Éditeur — L’Occident pourrait bien apprendre de la Tanzanie qui, au début des années 1970, a invité le Kilimanjaro Christian Medical Center à Moshi, en Tanzanie, à assistants médicaux expérimentés à faire presque toutes les choses normalement réservées aux médecins qualifiés. L’enseignement était sur une base de résolution de problèmes; chaque enseignant avait seulement deux ou trois étudiants pour leurs trois mois.

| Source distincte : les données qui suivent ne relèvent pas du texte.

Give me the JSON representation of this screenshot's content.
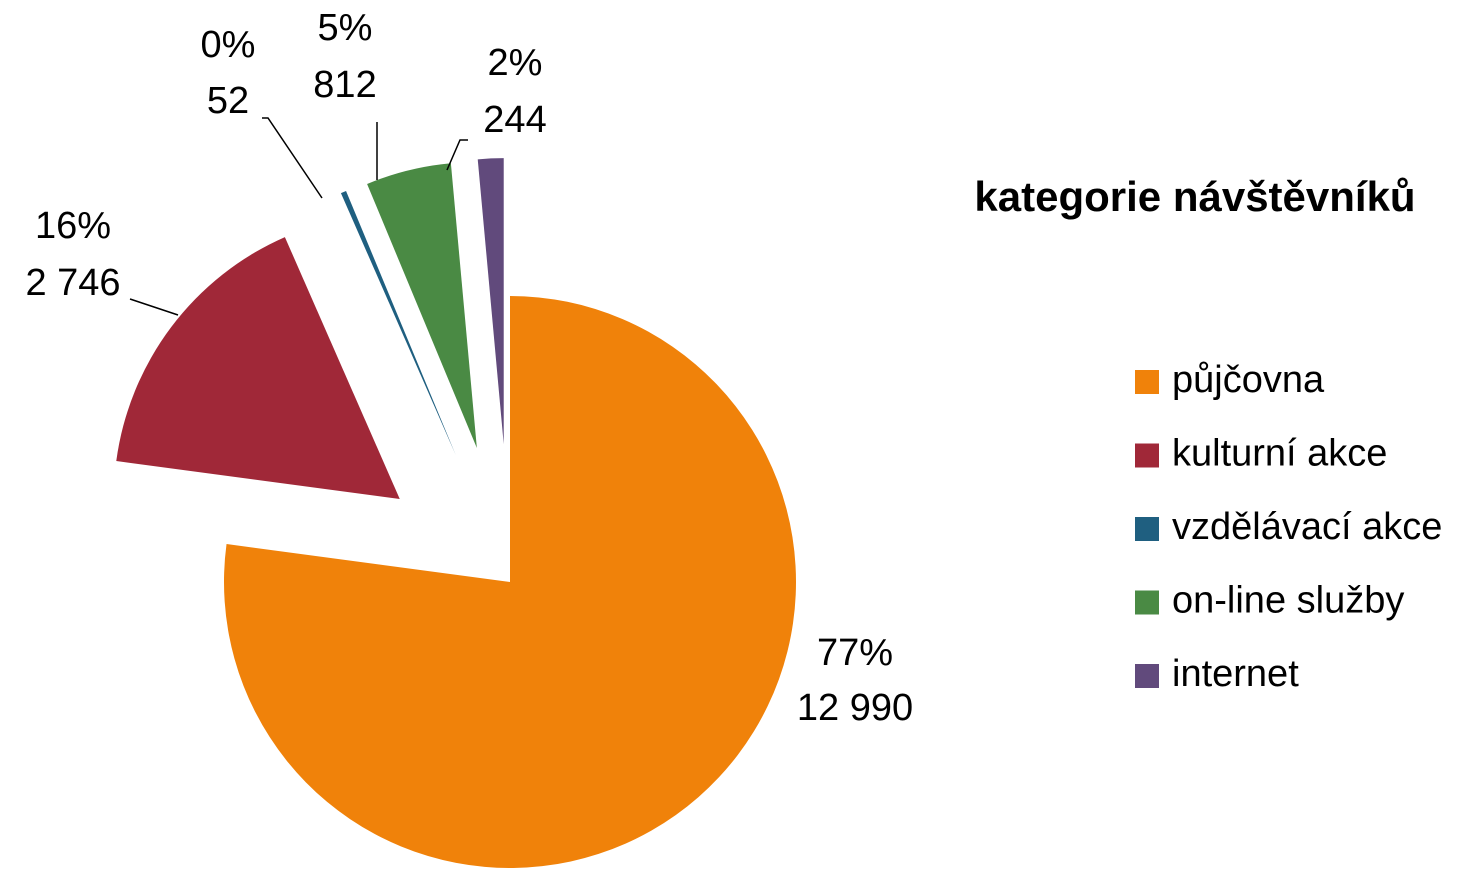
{
  "chart_data": {
    "type": "pie",
    "legend_title": "kategorie návštěvníků",
    "categories": [
      "půjčovna",
      "kulturní akce",
      "vzdělávací akce",
      "on-line služby",
      "internet"
    ],
    "values": [
      12990,
      2746,
      52,
      812,
      244
    ],
    "value_labels": [
      "12 990",
      "2 746",
      "52",
      "812",
      "244"
    ],
    "percentages": [
      77,
      16,
      0,
      5,
      2
    ],
    "percentage_labels": [
      "77%",
      "16%",
      "0%",
      "5%",
      "2%"
    ],
    "colors": [
      "#f0820a",
      "#a02838",
      "#1f5f80",
      "#4a8a44",
      "#614a7c"
    ],
    "legend": "right"
  }
}
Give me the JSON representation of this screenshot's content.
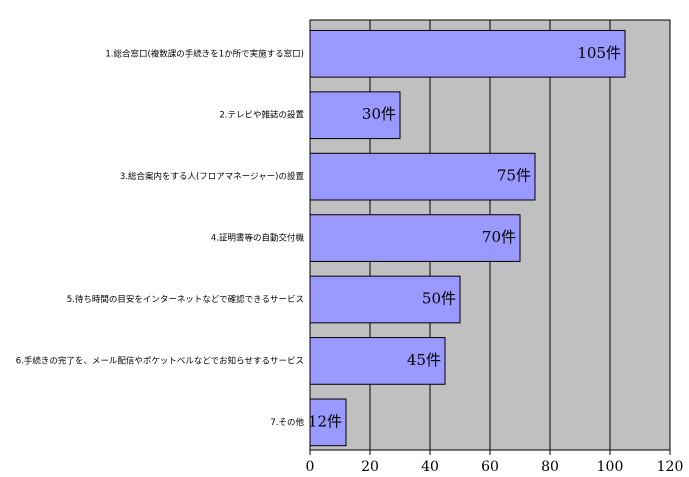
{
  "chart_data": {
    "type": "bar",
    "orientation": "horizontal",
    "categories": [
      "1.総合窓口(複数課の手続きを1か所で実施する窓口)",
      "2.テレビや雑誌の設置",
      "3.総合案内をする人(フロアマネージャー)の設置",
      "4.証明書等の自動交付機",
      "5.待ち時間の目安をインターネットなどで確認できるサービス",
      "6.手続きの完了を、メール配信やポケットベルなどでお知らせするサービス",
      "7.その他"
    ],
    "values": [
      105,
      30,
      75,
      70,
      50,
      45,
      12
    ],
    "value_labels": [
      "105件",
      "30件",
      "75件",
      "70件",
      "50件",
      "45件",
      "12件"
    ],
    "color": "#9999ff",
    "xlim": [
      0,
      120
    ],
    "xticks": [
      0,
      20,
      40,
      60,
      80,
      100,
      120
    ],
    "grid": true
  }
}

Il n’y aurait pas de conférences formelles, seulement un enseignement pratique pratique, utilisant les stagiaires comme apprentis, partageant la vie de leur professeur pendant leurs attachements. Les résultats étaient impressionnants.Les étudiants ont appris rapidement et avec enthousiasme, nous trouvant en utilisant des techniques qui resteraient à leur disposition dans les hôpitaux ruraux auxquels ils seraient éventuellement postés kamagra 100mg. Ainsi (par exemple) ils apprendraient comment faire des greffes de peau (une compétence très nécessaire) en utilisant un couteau à découper modifié (une technique empruntée à MacIndoe en Grande-Bretagne). Ils apprendraient à donner des anesthésiques avec un vaporisateur. Nous avons entendu parler de nos étudiants qui réussissent bien dans tout le pays les années suivantes, en utilisant une technologie viable pour résoudre les problèmes de l’un des pays les plus pauvres du monde, et souvent (heureusement travaillant dans des zones très rurales) “ real ” médecins formés dans le monde occidental, qui ont essayé de résoudre les problèmes très différents de l’Afrique rurale avec la technologie occidentale inappropriée avec laquelle ils avaient été formés. D’autres pays comme le Malawi avec ses cliniciens orthopédiques trouvent maintenant Nous avions le sentiment que cette vision africaine était un développement dont le temps était venu, car un pays avait résolu un problème qui avait jusqu’alors vaincu de nombreux problèmes. ses pays en développement — celui d’obtenir “ les médecins ” travailler et rester dans les zones rurales où “ real ” les médecins ont tendance à ne pas travailler.